Take-all Patch of Turfgrass

Plant Pathology News and Information:
Take-all Patch of Turfgrass of Golf Courses

Take-all disease is caused by the fungus Gaeumannomyces graminis. The fungus is soilborne and infects through roots, stolons and the crown area. It affects bentgrass (Agrostis sp.), fescue (Festuca sp.), and Poa spp. The symptoms usually appear in late spring to early summer and consist of small round patches or rings that are light to reddish brown. The patches can persist throughout the summer and recur year after year. They can enlarge by up to 6 inches per year. The grass in the patches recovers very slowly and weeds are often seen invading the dead areas. The symptoms are most obvious during hot, dry weather when plants are stressed.

A diagnostic characteristic that can be seen under the dissecting microscope is ectotrophic, dark fungal hyphae on the roots, stolons, or crowns. Hyphopodia, which are small dark fungal structures through which the fungus penetrates the plant, can only be seen with a compound microscope.

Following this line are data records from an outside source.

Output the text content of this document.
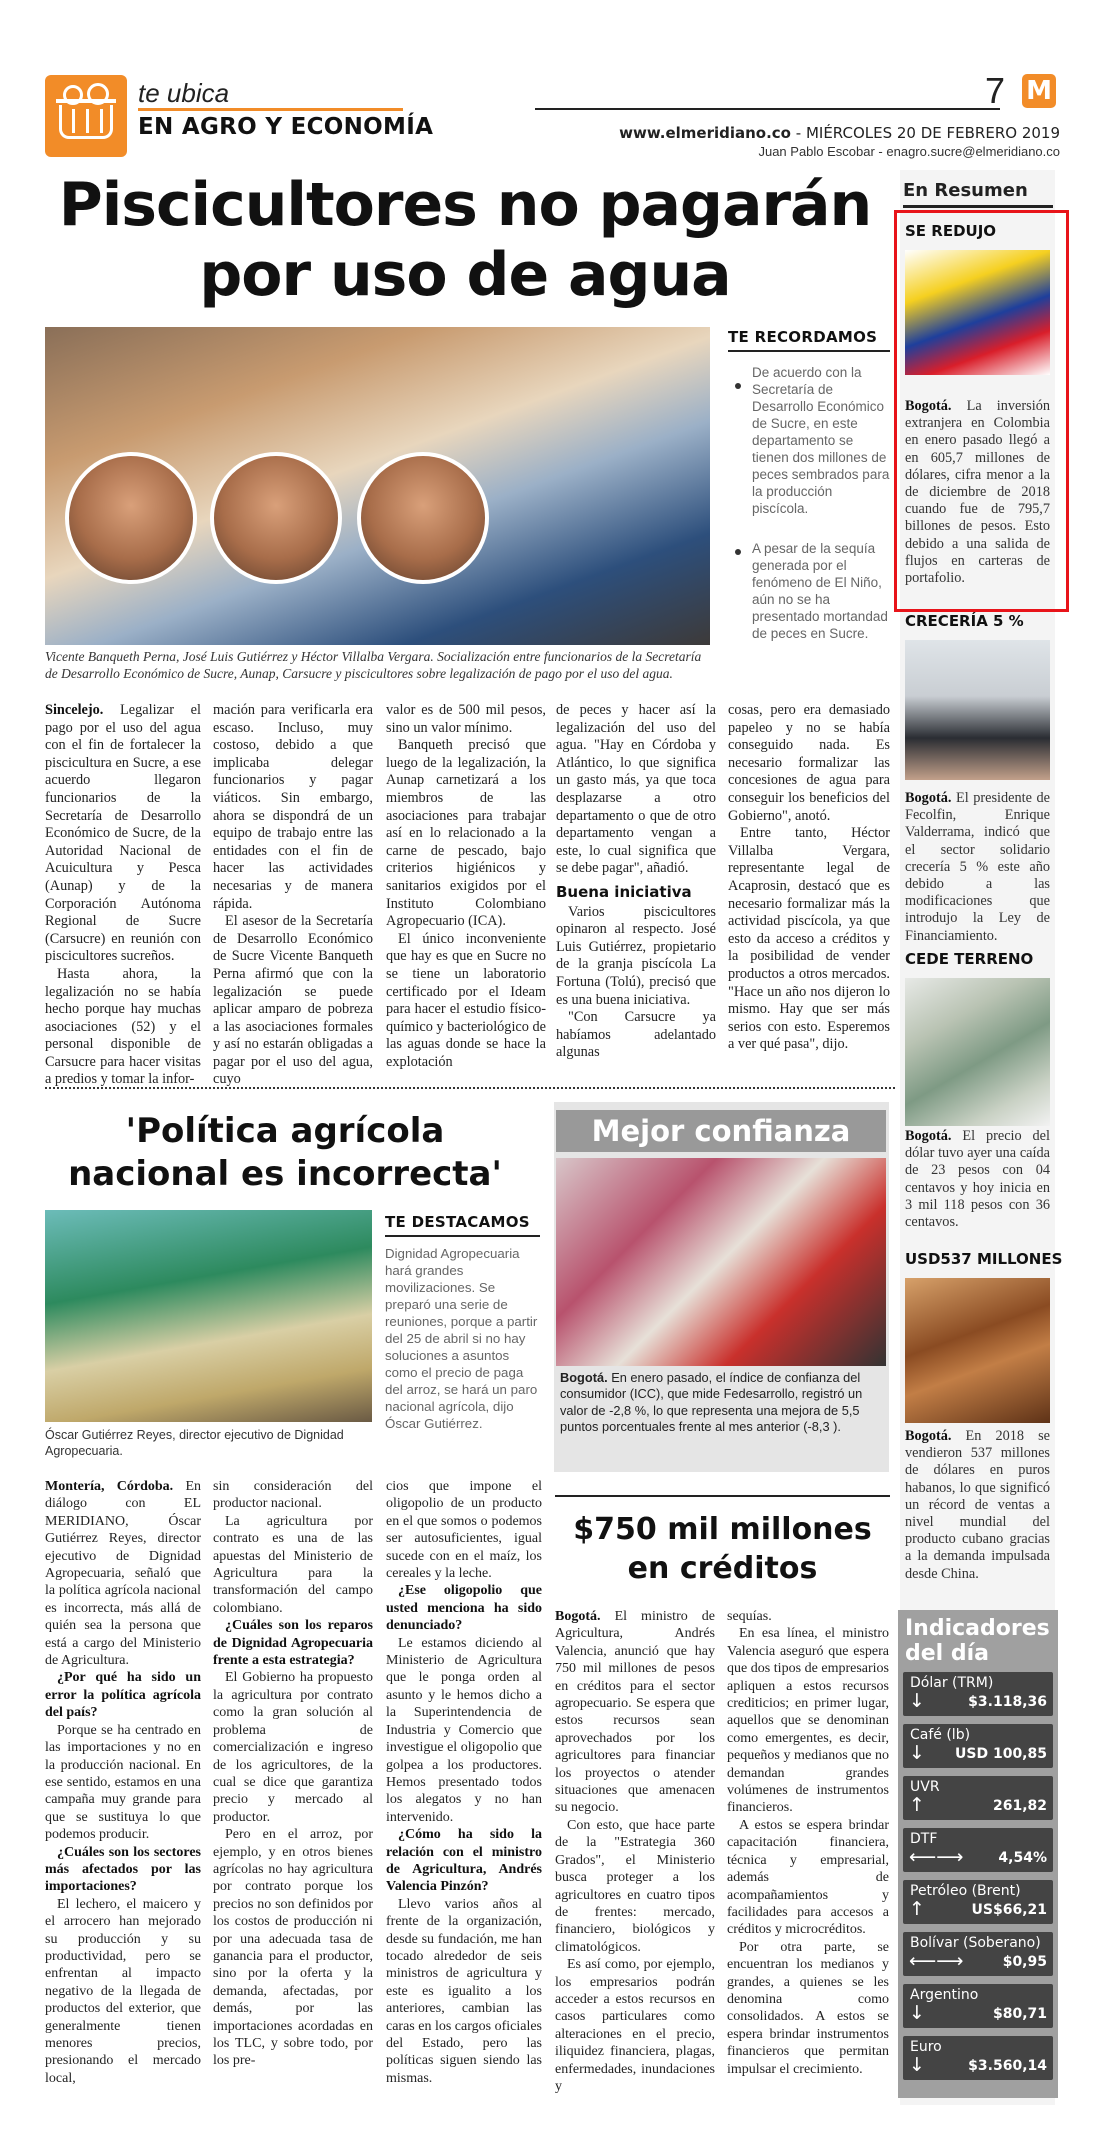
te ubica
EN AGRO Y ECONOMÍA
7 M
www.elmeridiano.co - MIÉRCOLES 20 DE FEBRERO 2019
Juan Pablo Escobar - enagro.sucre@elmeridiano.co
Piscicultores no pagarán por uso de agua
Vicente Banqueth Perna, José Luis Gutiérrez y Héctor Villalba Vergara. Socialización entre funcionarios de la Secretaría de Desarrollo Económico de Sucre, Aunap, Carsucre y piscicultores sobre legalización de pago por el uso del agua.
TE RECORDAMOS
De acuerdo con la Secretaría de Desarrollo Económico de Sucre, en este departamento se tienen dos millones de peces sembrados para la producción piscícola.
A pesar de la sequía generada por el fenómeno de El Niño, aún no se ha presentado mortandad de peces en Sucre.

Sincelejo. Legalizar el pago por el uso del agua con el fin de fortalecer la piscicultura en Sucre, a ese acuerdo llegaron funcionarios de la Secretaría de Desarrollo Económico de Sucre, de la Autoridad Nacional de Acuicultura y Pesca (Aunap) y de la Corporación Autónoma Regional de Sucre (Carsucre) en reunión con piscicultores sucreños.

Hasta ahora, la legalización no se había hecho porque hay muchas asociaciones (52) y el personal disponible de Carsucre para hacer visitas a predios y tomar la infor-

mación para verificarla era escaso. Incluso, muy costoso, debido a que implicaba delegar funcionarios y pagar viáticos. Sin embargo, ahora se dispondrá de un equipo de trabajo entre las entidades con el fin de hacer las actividades necesarias y de manera rápida.

El asesor de la Secretaría de Desarrollo Económico de Sucre Vicente Banqueth Perna afirmó que con la legalización se puede aplicar amparo de pobreza a las asociaciones formales y así no estarán obligadas a pagar por el uso del agua, cuyo

valor es de 500 mil pesos, sino un valor mínimo.

Banqueth precisó que luego de la legalización, la Aunap carnetizará a los miembros de las asociaciones para trabajar así en lo relacionado a la carne de pescado, bajo criterios higiénicos y sanitarios exigidos por el Instituto Colombiano Agropecuario (ICA).

El único inconveniente que hay es que en Sucre no se tiene un laboratorio certificado por el Ideam para hacer el estudio físico-químico y bacteriológico de las aguas donde se hace la explotación

de peces y hacer así la legalización del uso del agua. "Hay en Córdoba y Atlántico, lo que significa un gasto más, ya que toca desplazarse a otro departamento o que de otro departamento vengan a este, lo cual significa que se debe pagar", añadió.

Buena iniciativa

Varios piscicultores opinaron al respecto. José Luis Gutiérrez, propietario de la granja piscícola La Fortuna (Tolú), precisó que es una buena iniciativa.

"Con Carsucre ya habíamos adelantado algunas

cosas, pero era demasiado papeleo y no se había conseguido nada. Es necesario formalizar las concesiones de agua para conseguir los beneficios del Gobierno", anotó.

Entre tanto, Héctor Villalba Vergara, representante legal de Acaprosin, destacó que es necesario formalizar más la actividad piscícola, ya que esto da acceso a créditos y la posibilidad de vender productos a otros mercados. "Hace un año nos dijeron lo mismo. Hay que ser más serios con esto. Esperemos a ver qué pasa", dijo.

'Política agrícola nacional es incorrecta'
Óscar Gutiérrez Reyes, director ejecutivo de Dignidad Agropecuaria.
TE DESTACAMOS
Dignidad Agropecuaria hará grandes movilizaciones. Se preparó una serie de reuniones, porque a partir del 25 de abril si no hay soluciones a asuntos como el precio de paga del arroz, se hará un paro nacional agrícola, dijo Óscar Gutiérrez.

Montería, Córdoba. En diálogo con EL MERIDIANO, Óscar Gutiérrez Reyes, director ejecutivo de Dignidad Agropecuaria, señaló que la política agrícola nacional es incorrecta, más allá de quién sea la persona que está a cargo del Ministerio de Agricultura.

¿Por qué ha sido un error la política agrícola del país?

Porque se ha centrado en las importaciones y no en la producción nacional. En ese sentido, estamos en una campaña muy grande para que se sustituya lo que podemos producir.

¿Cuáles son los sectores más afectados por las importaciones?

El lechero, el maicero y el arrocero han mejorado su producción y su productividad, pero se enfrentan al impacto negativo de la llegada de productos del exterior, que generalmente tienen menores precios, presionando el mercado local,

sin consideración del productor nacional.

La agricultura por contrato es una de las apuestas del Ministerio de Agricultura para la transformación del campo colombiano.

¿Cuáles son los reparos de Dignidad Agropecuaria frente a esta estrategia?

El Gobierno ha propuesto la agricultura por contrato como la gran solución al problema de comercialización e ingreso de los agricultores, de la cual se dice que garantiza precio y mercado al productor.

Pero en el arroz, por ejemplo, y en otros bienes agrícolas no hay agricultura por contrato porque los precios no son definidos por los costos de producción ni por una adecuada tasa de ganancia para el productor, sino por la oferta y la demanda, afectadas, por demás, por las importaciones acordadas en los TLC, y sobre todo, por los pre-

cios que impone el oligopolio de un producto en el que somos o podemos ser autosuficientes, igual sucede con en el maíz, los cereales y la leche.

¿Ese oligopolio que usted menciona ha sido denunciado?

Le estamos diciendo al Ministerio de Agricultura que le ponga orden al asunto y le hemos dicho a la Superintendencia de Industria y Comercio que investigue el oligopolio que golpea a los productores. Hemos presentado todos los alegatos y no han intervenido.

¿Cómo ha sido la relación con el ministro de Agricultura, Andrés Valencia Pinzón?

Llevo varios años al frente de la organización, desde su fundación, me han tocado alrededor de seis ministros de agricultura y este es igualito a los anteriores, cambian las caras en los cargos oficiales del Estado, pero las políticas siguen siendo las mismas.

Mejor confianza
Bogotá. En enero pasado, el índice de confianza del consumidor (ICC), que mide Fedesarrollo, registró un valor de -2,8 %, lo que representa una mejora de 5,5 puntos porcentuales frente al mes anterior (-8,3 ).
$750 mil millones en créditos

Bogotá. El ministro de Agricultura, Andrés Valencia, anunció que hay 750 mil millones de pesos en créditos para el sector agropecuario. Se espera que estos recursos sean aprovechados por los agricultores para financiar los proyectos o atender situaciones que amenacen su negocio.

Con esto, que hace parte de la "Estrategia 360 Grados", el Ministerio busca proteger a los agricultores en cuatro tipos de frentes: mercado, financiero, biológicos y climatológicos.

Es así como, por ejemplo, los empresarios podrán acceder a estos recursos en casos particulares como alteraciones en el precio, iliquidez financiera, plagas, enfermedades, inundaciones y

sequías.

En esa línea, el ministro Valencia aseguró que espera que dos tipos de empresarios apliquen a estos recursos crediticios; en primer lugar, aquellos que se denominan como emergentes, es decir, pequeños y medianos que no demandan grandes volúmenes de instrumentos financieros.

A estos se espera brindar capacitación financiera, técnica y empresarial, además de acompañamientos y facilidades para accesos a créditos y microcréditos.

Por otra parte, se encuentran los medianos y grandes, a quienes se les denomina como consolidados. A estos se espera brindar instrumentos financieros que permitan impulsar el crecimiento.

En Resumen
SE REDUJO
Bogotá. La inversión extranjera en Colombia en enero pasado llegó a en 605,7 millones de dólares, cifra menor a la de diciembre de 2018 cuando fue de 795,7 billones de pesos. Esto debido a una salida de flujos en carteras de portafolio.
CRECERÍA 5 %
Bogotá. El presidente de Fecolfin, Enrique Valderrama, indicó que el sector solidario crecería 5 % este año debido a las modificaciones que introdujo la Ley de Financiamiento.
CEDE TERRENO
Bogotá. El precio del dólar tuvo ayer una caída de 23 pesos con 04 centavos y hoy inicia en 3 mil 118 pesos con 36 centavos.
USD537 MILLONES
Bogotá. En 2018 se vendieron 537 millones de dólares en puros habanos, lo que significó un récord de ventas a nivel mundial del producto cubano gracias a la demanda impulsada desde China.
Indicadores del día
Dólar (TRM)
↓	$3.118,36
Café (lb)
↓ USD 100,85
UVR
↑	261,82
DTF
⟵⟶ 4,54%
Petróleo (Brent)
↑	US$66,21
Bolívar (Soberano)
⟵⟶	$0,95
Argentino
↓	$80,71
Euro
↓	$3.560,14
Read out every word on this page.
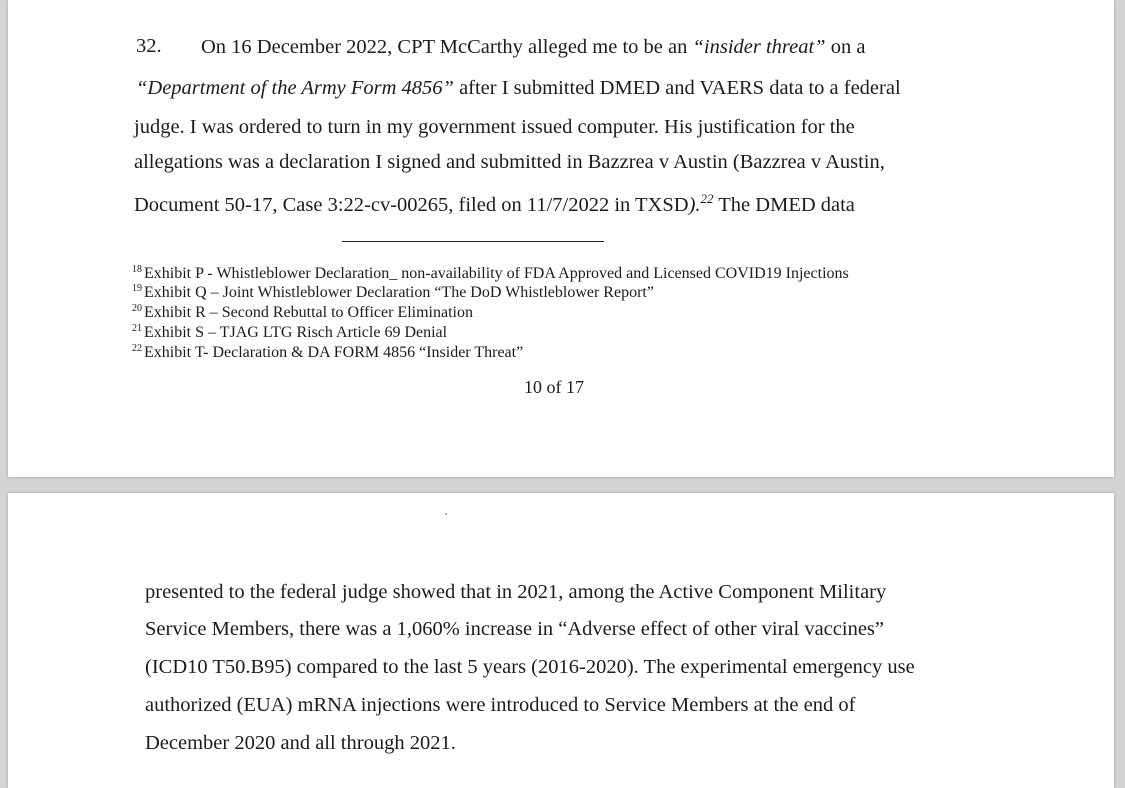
32. On 16 December 2022, CPT McCarthy alleged me to be an “insider threat” on a
“Department of the Army Form 4856” after I submitted DMED and VAERS data to a federal
judge. I was ordered to turn in my government issued computer. His justification for the
allegations was a declaration I signed and submitted in Bazzrea v Austin (Bazzrea v Austin,
Document 50-17, Case 3:22-cv-00265, filed on 11/7/2022 in TXSD).$^{22}$ The DMED data
$^{18}$ Exhibit P - Whistleblower Declaration_ non-availability of FDA Approved and Licensed COVID19 Injections
$^{19}$ Exhibit Q – Joint Whistleblower Declaration “The DoD Whistleblower Report”
$^{20}$ Exhibit R – Second Rebuttal to Officer Elimination
$^{21}$ Exhibit S – TJAG LTG Risch Article 69 Denial
$^{22}$ Exhibit T- Declaration & DA FORM 4856 “Insider Threat”
10 of 17
presented to the federal judge showed that in 2021, among the Active Component Military
Service Members, there was a 1,060% increase in “Adverse effect of other viral vaccines”
(ICD10 T50.B95) compared to the last 5 years (2016-2020). The experimental emergency use
authorized (EUA) mRNA injections were introduced to Service Members at the end of
December 2020 and all through 2021.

The disease is favored by high sand content in the soil, low organic matter, low fertility and pH above 6.5. It is also more common when golf course turfgrass is planted on fumigated sites or recently cleared natural areas like forests. The reason for higher disease levels in recently fumigated sites is the lack of antagonistic microorganisms that compete with Gaeumannomyces or attack it. When testing soil pH, it is more important to test the pH in the rhizosphere (root zone) rather than the pH of the entire soil. Liming the soil can also increase the disease.

Ectotrophic hyphae on Bermuda grass (left), and hyphopodia (right) are both signs (fungal
structures) of the disease, take-all patch of turf, caused by Gaeumannomyces graminis.

To control take-all patch, an integrated approach is necessary. Mixtures of bentgrass with Festuca rubra can reduce the disease severity. When fertilizers are applied, use acidifying fertilizers such as ammonium sulfate instead of nitrate based fertilizers and avoid manganese deficiency. Root growth restrictions due to too much water or high nitrogen applications should be avoided. Removing thatch can reduce not only take-all patch but also other fungal diseases that survive in the thatch. Fungicides should to be applied either in the fall before dormancy or in early spring to be effective. Effective fungicides that treat take-all patch include Banner Maxx II, Insignia, and Heritage. This disease rarely occurs in residential lawns.